1st of all, regarding your bug: I think this is caused by your use of types.ListType inside of an njitted function. It may be a bit counter intuitive, but not all of the typing stuff that numba ships, can itself be used in compiled functions, as far as I know. This however only concerns the type definition itself. The resulting type is of course intended to be used with numba. A good way around this is to simply push the type definitions outside of your function. Since your types are truly constant and not inferred from the incoming data, that should not be an issue.

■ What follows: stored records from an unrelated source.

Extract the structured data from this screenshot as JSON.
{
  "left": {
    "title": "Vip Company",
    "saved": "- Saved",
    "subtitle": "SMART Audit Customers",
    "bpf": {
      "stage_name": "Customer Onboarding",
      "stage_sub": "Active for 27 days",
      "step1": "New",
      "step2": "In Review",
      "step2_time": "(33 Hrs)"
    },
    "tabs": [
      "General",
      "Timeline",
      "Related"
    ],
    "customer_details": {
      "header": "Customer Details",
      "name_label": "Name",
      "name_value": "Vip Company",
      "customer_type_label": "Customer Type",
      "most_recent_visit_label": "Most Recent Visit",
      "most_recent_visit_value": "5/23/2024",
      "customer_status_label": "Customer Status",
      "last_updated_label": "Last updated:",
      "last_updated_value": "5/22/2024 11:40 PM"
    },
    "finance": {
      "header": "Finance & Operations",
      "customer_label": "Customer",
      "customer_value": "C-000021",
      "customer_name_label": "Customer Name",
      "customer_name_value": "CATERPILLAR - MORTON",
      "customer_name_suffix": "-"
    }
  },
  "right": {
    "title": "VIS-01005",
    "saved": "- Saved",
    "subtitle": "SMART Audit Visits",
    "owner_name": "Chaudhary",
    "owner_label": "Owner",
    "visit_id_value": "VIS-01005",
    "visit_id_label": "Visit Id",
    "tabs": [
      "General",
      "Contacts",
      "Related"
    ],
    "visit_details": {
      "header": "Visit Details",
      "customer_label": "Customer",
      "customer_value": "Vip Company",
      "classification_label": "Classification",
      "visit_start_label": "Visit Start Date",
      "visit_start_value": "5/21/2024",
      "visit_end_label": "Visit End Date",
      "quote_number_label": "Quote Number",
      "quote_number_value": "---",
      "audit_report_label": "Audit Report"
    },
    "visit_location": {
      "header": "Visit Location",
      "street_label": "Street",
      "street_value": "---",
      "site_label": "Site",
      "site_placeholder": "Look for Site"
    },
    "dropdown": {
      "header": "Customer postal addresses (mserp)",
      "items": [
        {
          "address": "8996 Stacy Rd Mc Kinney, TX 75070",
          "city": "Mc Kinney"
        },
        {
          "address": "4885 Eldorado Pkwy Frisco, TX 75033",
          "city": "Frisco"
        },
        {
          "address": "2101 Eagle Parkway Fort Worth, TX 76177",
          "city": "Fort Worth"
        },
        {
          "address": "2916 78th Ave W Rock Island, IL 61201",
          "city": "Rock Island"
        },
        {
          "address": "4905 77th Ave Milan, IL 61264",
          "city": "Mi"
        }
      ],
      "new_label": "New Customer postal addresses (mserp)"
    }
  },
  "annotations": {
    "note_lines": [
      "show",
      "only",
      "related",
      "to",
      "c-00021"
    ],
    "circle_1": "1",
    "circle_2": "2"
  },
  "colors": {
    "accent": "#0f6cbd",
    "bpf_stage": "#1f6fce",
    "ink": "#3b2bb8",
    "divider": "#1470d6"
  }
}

2nd: It seems to me, that the slight modification I proposed then raises a different bug, related to the fact that you are putting a python list of lists into the function (I hope I am correct on this). These are so called reflected lists to numba, since it has to report all mutations that happened inside of compiled code back to the Python interpreter. (You are not mutating the incoming list here as far as I can tell, but due to the nature of and promises around reflected lists numba probably still enforces the same criteria - maybe someone can fact-check me on this). It seems that numba cannot deal with reflected lists of lists at this point (at least even the most simple scenario possible - immediately returning list_of_lists - failed for me).
If at all possible you might be better of doing the conversion from Python into numba datatypes outside the njitted function. I also received a deprecation warning, announcing that reflected list support inside compiled functions may be dropped in the long run, so implementing a new solution on reflected lists may not be the way to go.

3rd: Here is where my comments become a bit hazy. But you mentioned that your dict may have 10s of billions of entries. Even if we just account 2 bytes per item (very optimistic) in the dict, that would equate 10s of GBs of data. I wonder if dicts are the way to go for such a massive dataset. That is of course closely linked to what you actually want to do with this data afterwards, and what the exact format of your input data is. But to me it looks a bit as if something like a numpy array may be a more efficient container.